In the drinking water, the pathogenic bacteria of primary concern are Salmonellae and Shigellae: in swimming pool waters, there are additional organisms of concern: streptococci, Staphylococci and possibly respiratory virus. Myco bacterium balnei is presumed to be the causative agent of granulomatous skin lesions in swimmers; there have been reports that tuberculosis infection may be possible as a results of Myco bacterium tuberculosis, which may be present in swimming pool water. Ear infection in swimmers known as otitis externa, is connected with presence of pseudomonas aeruginosa as the principal causative agent.

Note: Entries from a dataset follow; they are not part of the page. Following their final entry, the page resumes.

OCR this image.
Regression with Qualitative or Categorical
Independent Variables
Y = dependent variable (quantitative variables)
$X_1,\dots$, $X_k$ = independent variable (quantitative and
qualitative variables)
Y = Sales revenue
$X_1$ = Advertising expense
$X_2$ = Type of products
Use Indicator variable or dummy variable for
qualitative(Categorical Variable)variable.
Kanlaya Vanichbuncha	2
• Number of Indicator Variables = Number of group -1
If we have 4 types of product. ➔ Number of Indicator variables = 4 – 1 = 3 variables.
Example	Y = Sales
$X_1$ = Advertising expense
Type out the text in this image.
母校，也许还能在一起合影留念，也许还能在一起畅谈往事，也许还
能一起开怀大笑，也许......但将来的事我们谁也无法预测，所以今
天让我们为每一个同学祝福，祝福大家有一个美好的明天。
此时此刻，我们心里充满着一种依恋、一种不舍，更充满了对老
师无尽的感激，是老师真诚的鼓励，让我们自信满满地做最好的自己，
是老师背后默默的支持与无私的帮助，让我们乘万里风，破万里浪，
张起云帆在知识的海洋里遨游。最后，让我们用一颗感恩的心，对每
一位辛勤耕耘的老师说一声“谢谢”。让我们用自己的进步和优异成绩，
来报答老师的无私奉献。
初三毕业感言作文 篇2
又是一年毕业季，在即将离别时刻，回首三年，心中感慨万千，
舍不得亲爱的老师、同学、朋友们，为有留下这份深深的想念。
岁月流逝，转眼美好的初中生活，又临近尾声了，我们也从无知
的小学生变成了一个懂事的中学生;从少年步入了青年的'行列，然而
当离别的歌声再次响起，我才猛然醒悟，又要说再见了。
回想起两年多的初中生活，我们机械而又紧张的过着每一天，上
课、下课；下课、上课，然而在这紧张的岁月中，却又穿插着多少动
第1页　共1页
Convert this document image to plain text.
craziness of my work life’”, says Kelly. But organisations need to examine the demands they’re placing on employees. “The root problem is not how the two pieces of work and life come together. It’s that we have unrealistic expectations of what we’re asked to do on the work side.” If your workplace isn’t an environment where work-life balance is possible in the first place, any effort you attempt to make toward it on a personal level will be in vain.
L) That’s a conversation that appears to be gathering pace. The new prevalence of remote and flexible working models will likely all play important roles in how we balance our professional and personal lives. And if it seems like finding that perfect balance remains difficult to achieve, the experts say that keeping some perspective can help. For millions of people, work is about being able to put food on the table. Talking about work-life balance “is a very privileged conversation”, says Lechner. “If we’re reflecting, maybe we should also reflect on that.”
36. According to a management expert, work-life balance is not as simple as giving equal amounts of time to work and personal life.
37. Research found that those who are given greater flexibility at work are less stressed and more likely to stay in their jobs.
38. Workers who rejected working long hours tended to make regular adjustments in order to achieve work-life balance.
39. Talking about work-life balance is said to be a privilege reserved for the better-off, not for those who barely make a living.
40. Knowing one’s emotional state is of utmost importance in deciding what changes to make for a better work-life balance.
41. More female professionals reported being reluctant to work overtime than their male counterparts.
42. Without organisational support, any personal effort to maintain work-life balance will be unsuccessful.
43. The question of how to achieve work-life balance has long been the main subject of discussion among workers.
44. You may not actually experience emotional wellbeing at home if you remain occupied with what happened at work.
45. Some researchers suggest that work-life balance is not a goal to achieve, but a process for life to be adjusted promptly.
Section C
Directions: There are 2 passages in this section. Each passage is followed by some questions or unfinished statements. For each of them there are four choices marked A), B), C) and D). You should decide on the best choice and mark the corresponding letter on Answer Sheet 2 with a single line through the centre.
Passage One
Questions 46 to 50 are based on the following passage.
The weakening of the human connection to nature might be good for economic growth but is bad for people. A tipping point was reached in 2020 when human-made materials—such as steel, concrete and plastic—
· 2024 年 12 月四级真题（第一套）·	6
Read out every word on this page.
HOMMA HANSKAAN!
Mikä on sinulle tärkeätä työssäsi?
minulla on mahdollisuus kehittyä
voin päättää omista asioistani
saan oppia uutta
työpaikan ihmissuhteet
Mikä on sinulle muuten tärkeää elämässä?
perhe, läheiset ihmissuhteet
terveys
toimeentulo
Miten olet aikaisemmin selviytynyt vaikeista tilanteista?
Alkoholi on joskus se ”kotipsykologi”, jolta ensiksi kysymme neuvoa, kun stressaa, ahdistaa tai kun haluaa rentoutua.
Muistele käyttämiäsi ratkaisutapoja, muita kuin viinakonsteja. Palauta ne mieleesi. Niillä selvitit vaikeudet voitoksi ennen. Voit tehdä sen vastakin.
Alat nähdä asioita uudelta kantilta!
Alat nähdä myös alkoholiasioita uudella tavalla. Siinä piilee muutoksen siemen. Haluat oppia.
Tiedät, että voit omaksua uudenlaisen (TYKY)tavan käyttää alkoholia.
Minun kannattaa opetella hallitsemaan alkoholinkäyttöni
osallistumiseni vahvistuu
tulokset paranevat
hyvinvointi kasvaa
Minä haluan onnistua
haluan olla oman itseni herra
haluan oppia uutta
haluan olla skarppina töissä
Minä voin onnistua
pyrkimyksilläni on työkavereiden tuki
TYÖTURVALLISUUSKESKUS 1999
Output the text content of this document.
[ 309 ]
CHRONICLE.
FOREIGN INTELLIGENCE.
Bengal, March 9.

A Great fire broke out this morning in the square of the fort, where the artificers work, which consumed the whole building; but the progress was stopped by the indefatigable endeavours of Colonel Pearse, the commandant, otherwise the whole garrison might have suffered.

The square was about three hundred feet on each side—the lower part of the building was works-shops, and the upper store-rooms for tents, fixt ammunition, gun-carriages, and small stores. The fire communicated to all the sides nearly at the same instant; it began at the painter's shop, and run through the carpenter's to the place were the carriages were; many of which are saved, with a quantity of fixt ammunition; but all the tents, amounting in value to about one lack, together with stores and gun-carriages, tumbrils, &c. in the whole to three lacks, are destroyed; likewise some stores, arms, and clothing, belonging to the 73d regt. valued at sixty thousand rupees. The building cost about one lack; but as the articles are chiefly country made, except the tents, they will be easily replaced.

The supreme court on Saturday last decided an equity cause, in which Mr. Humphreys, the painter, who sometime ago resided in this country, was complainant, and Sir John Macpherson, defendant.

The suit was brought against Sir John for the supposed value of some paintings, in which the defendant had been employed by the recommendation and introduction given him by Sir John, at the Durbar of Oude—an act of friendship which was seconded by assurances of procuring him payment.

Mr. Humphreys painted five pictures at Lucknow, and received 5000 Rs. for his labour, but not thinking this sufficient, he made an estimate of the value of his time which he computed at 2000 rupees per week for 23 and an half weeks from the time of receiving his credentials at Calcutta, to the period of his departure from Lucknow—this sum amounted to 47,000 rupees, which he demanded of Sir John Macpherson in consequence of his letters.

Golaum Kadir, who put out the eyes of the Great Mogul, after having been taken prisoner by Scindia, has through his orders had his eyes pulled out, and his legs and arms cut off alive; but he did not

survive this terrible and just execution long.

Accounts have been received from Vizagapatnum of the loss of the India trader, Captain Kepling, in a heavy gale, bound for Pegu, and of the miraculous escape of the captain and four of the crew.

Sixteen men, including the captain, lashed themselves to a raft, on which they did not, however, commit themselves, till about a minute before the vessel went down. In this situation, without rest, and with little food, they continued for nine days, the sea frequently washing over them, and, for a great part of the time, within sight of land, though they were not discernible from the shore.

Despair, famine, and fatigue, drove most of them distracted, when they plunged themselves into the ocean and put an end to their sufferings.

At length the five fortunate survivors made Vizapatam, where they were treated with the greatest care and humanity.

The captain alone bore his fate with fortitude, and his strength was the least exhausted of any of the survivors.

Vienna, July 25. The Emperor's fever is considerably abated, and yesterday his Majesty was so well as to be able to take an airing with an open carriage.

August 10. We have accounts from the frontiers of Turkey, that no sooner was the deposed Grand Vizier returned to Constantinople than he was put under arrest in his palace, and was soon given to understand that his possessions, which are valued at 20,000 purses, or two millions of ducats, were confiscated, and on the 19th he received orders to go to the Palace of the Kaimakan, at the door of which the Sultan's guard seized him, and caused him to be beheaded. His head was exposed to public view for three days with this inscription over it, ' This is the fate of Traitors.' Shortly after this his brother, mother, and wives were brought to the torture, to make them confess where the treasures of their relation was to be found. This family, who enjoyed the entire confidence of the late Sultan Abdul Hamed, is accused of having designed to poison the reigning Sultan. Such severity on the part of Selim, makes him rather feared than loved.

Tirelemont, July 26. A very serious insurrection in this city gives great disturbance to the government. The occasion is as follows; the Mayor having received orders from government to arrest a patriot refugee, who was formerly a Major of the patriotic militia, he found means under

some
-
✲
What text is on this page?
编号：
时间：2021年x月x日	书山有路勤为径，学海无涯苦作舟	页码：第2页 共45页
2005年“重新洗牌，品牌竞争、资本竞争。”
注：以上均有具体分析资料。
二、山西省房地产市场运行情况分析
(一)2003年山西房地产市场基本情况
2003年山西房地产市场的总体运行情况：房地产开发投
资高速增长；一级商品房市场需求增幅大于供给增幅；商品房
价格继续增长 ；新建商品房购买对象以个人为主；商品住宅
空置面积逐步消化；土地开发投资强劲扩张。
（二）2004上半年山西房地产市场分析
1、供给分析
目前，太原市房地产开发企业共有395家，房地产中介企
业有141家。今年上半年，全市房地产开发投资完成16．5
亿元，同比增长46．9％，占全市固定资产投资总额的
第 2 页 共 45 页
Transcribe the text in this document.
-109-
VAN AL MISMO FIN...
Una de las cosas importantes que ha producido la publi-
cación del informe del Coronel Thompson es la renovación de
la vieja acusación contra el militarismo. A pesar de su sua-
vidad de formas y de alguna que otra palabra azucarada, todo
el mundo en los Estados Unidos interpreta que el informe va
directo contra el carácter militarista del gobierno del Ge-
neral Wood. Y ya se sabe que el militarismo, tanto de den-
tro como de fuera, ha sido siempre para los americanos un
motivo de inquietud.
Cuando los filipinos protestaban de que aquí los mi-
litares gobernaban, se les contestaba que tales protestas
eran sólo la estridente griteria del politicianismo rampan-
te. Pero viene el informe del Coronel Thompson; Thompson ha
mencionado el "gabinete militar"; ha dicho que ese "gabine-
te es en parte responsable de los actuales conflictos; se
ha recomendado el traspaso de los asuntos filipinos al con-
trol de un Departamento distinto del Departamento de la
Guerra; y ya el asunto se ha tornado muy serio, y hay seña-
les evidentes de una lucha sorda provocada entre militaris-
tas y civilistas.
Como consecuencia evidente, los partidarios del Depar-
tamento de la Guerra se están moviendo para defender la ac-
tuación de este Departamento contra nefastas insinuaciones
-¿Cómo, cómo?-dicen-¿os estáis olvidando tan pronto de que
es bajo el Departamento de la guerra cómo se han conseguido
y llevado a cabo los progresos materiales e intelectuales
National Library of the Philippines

While swimming pools are a potential source of anxiety to the health authorities, since it is possible for them to spread the usual respiratory, dermatological and gastrointestinal disorders, there is no epidemiological evidence to indict swimming pools as a major health problem. Nevertheless the leading authorities are aware of the vigilance required to eliminate, insofar as is possible, the hazard that does exit. The goal is to make certain that all installation will be adequate to insure a healthful bathing environment. As per the investigation of the health aspects of swimming pools showed that the incidence of disease in swimmers was double the of non swimmers and that more than half of the reported illness concerned the eyes, nose, throat and ears. The health authorities therefore conclude that there must be available at all times an active disinfection in sufficient concentration to effect prompt and continuous pollution control.